More importantly, the estimated cost of government subsidies has soared to $4.5 billion, or $4.1 billion if you exclude highway improvements that might have eventually occurred in any case. That’s about $1774 per household in Wisconsin.
It’s difficult to say exactly how big the subsidies are per job created, but most of the estimates I’ve seen are in the $300,000 to $600,000 per worker range. That’s a lot of money to create jobs that pay roughly $50,000/year.
I suppose one could argue that it’s worth subsidizing these jobs, as unemployment can impose severe costs on workers and their families. But that raises another important question—just where are these unemployed workers going to come from? Wisconsin’s unemployment rate is currently 2.9%, the sort of number you generally see only in places like Switzerland and Japan. So where will Foxconn find the workers?
Governor Scott Walker has a solution, spend even more money bringing in out of state workers:
Gov. Walker has also pledged to spend $6.8 million on an ad campaign to help attract out-of-state residents for Foxconn. “We need bodies,” he confessed. The Fiscal Bureau had estimated that about 10 percent of Foxconn workers will be Illinois residents, but a preliminary analysis commissioned by Walker’s Wisconsin Economic Development Corp. estimated as many as half of the construction workers and Foxconn workforce could come from other states, primarily Illinois, as the State Journal reported.
If you look at a map of southeastern Wisconsin, you’ll notice that the huge Chicago metro area lies just across the border, connected to the new Foxconn plant by I-94. And the unemployment rate in Illinois 4.6%, far higher than in Wisconsin.
So Wisconsin taxpayers will be spending an enormous sum of money subsidizing a new LCD factory, and then spend even more money bringing in Illinois workers to staff the plant. If people would explain all this to Donald Trump then he might stop trying to take credit for the project.

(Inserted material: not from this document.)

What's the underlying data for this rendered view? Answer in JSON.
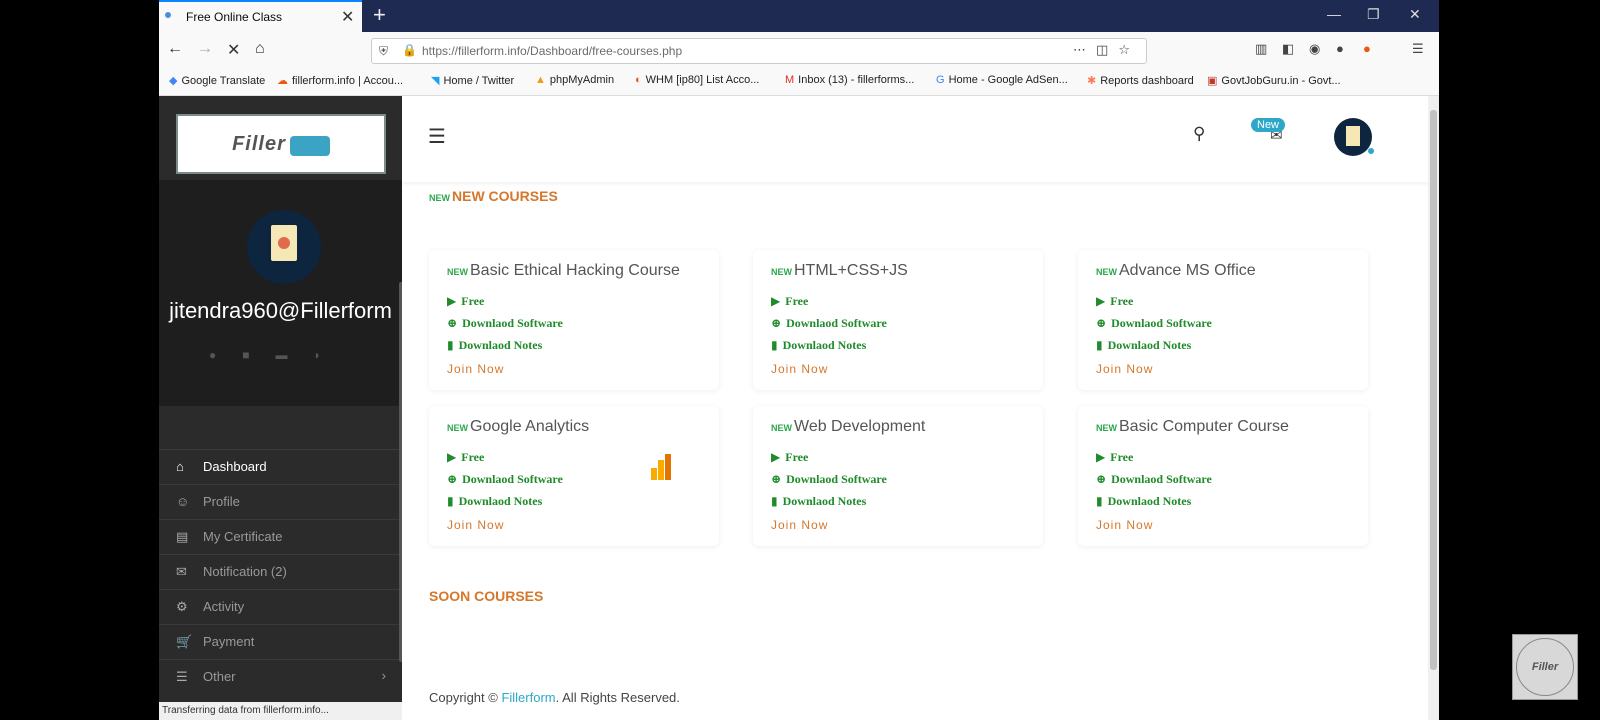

Update: This Reason TV video suggests that homeowners are being forced out for what is a private project, which is unconstitutional.
The plant lies between Racine and Kenosha, along I-94:
READER COMMENTS
AMW
Jun 18 2018 at 12:09am
Transferring property to a private party is – unfortunately – not unconstitutional. Kelo v. New London made that clear.
Scott Sumner
Jun 18 2018 at 1:17am
AMW, I think the Court erred in that decision; it pretty clearly is unconstitutional, at least if done for a private purpose.
Alan Goldhammer
Jun 18 2018 at 7:43am
With the current trade war with China starting to heat up isn’t it possible that Foxconn decides to cancel this project leaving the citizens of Wisconsin out of luck and money?
Thaomas
Jun 18 2018 at 11:22am
This s typical crony capitalism, “typical”in that the special treatment of the enterprise is given for narrowly “economic” reasons rather than to offset an externality. Repugnant, but given decentralized policy making, difficult to avoid except by public shaming.
Ricardo
Jun 18 2018 at 6:21pm
“I think the Court erred in that decision; it pretty clearly is unconstitutional”

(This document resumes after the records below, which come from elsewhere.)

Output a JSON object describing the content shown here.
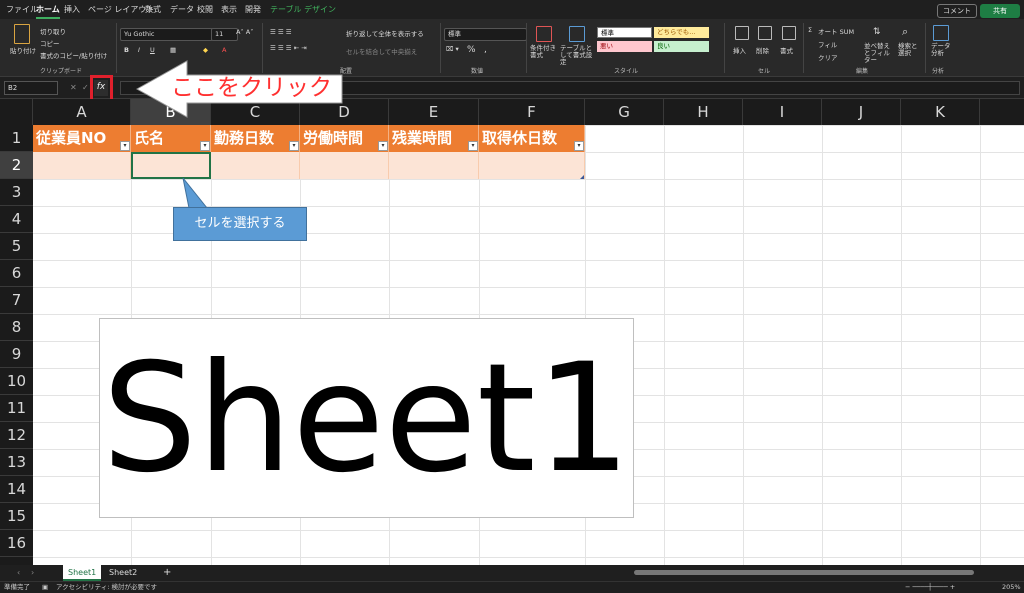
{
  "menu": {
    "tabs": [
      "ファイル",
      "ホーム",
      "挿入",
      "ページ レイアウト",
      "数式",
      "データ",
      "校閲",
      "表示",
      "開発",
      "テーブル デザイン"
    ],
    "comment_label": "コメント",
    "share_label": "共有"
  },
  "ribbon": {
    "clipboard": {
      "paste": "貼り付け",
      "cut": "切り取り",
      "copy": "コピー",
      "format_painter": "書式のコピー/貼り付け",
      "label": "クリップボード"
    },
    "font": {
      "name": "Yu Gothic",
      "size": "11",
      "bold": "B",
      "italic": "I",
      "underline": "U"
    },
    "alignment": {
      "wrap": "折り返して全体を表示する",
      "merge": "セルを結合して中央揃え",
      "label": "配置"
    },
    "number": {
      "format": "標準",
      "percent": "%",
      "comma": ",",
      "label": "数値"
    },
    "styles": {
      "conditional": "条件付き書式",
      "as_table": "テーブルとして書式設定",
      "cell_styles": [
        "標準",
        "どちらでも...",
        "悪い",
        "良い"
      ],
      "label": "スタイル"
    },
    "cells": {
      "insert": "挿入",
      "delete": "削除",
      "format": "書式",
      "label": "セル"
    },
    "editing": {
      "autosum": "オート SUM",
      "fill": "フィル",
      "clear": "クリア",
      "sort": "並べ替えとフィルター",
      "find": "検索と選択",
      "label": "編集"
    },
    "analysis": {
      "data_analysis": "データ分析",
      "label": "分析"
    }
  },
  "formula_bar": {
    "name_box": "B2",
    "fx": "fx"
  },
  "columns": [
    "A",
    "B",
    "C",
    "D",
    "E",
    "F",
    "G",
    "H",
    "I",
    "J",
    "K"
  ],
  "rows": [
    "1",
    "2",
    "3",
    "4",
    "5",
    "6",
    "7",
    "8",
    "9",
    "10",
    "11",
    "12",
    "13",
    "14",
    "15",
    "16"
  ],
  "table": {
    "headers": [
      "従業員NO",
      "氏名",
      "勤務日数",
      "労働時間",
      "残業時間",
      "取得休日数"
    ],
    "dropdown_icon": "▾"
  },
  "overlay_image_text": "Sheet1",
  "callouts": {
    "click_here": "ここをクリック",
    "select_cell": "セルを選択する"
  },
  "sheet_tabs": [
    "Sheet1",
    "Sheet2"
  ],
  "add_sheet": "+",
  "status": {
    "ready": "準備完了",
    "accessibility": "アクセシビリティ: 検討が必要です",
    "zoom": "205%"
  },
  "colors": {
    "accent": "#217346",
    "table_header": "#ed7d31",
    "table_row": "#fce4d6",
    "highlight_red": "#e0202c",
    "callout_blue": "#5b9bd5"
  }
}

Sadly, that is not how it works. If the court says it’s constitutional, it’s constitutional. I wish it were not so.
B Cole
Jun 18 2018 at 8:30pm
Unconstitutional?
The Supreme Court ruled in 1926 that local governments could determine how you develop your own property.
One of the Supreme Court justices gratuitously penned an opinion that he did not like parasitic apartment buildings intruding on single-family detached neighborhoods.
And there it stands today.
IronSig
Jun 19 2018 at 1:20pm
@B Cole
Which case is that? I thought you meant Wickard, but that was private property held as wheat.
Ed Hanson
Jun 20 2018 at 6:55am
You make a big point of how much money it will cost Wisconsin but never write of how many years the cost is spread over. For example if it is spread over 20 years the cost per household will be lost in rounding with the normal fluctuation of taxes. So how much time is the cost spread?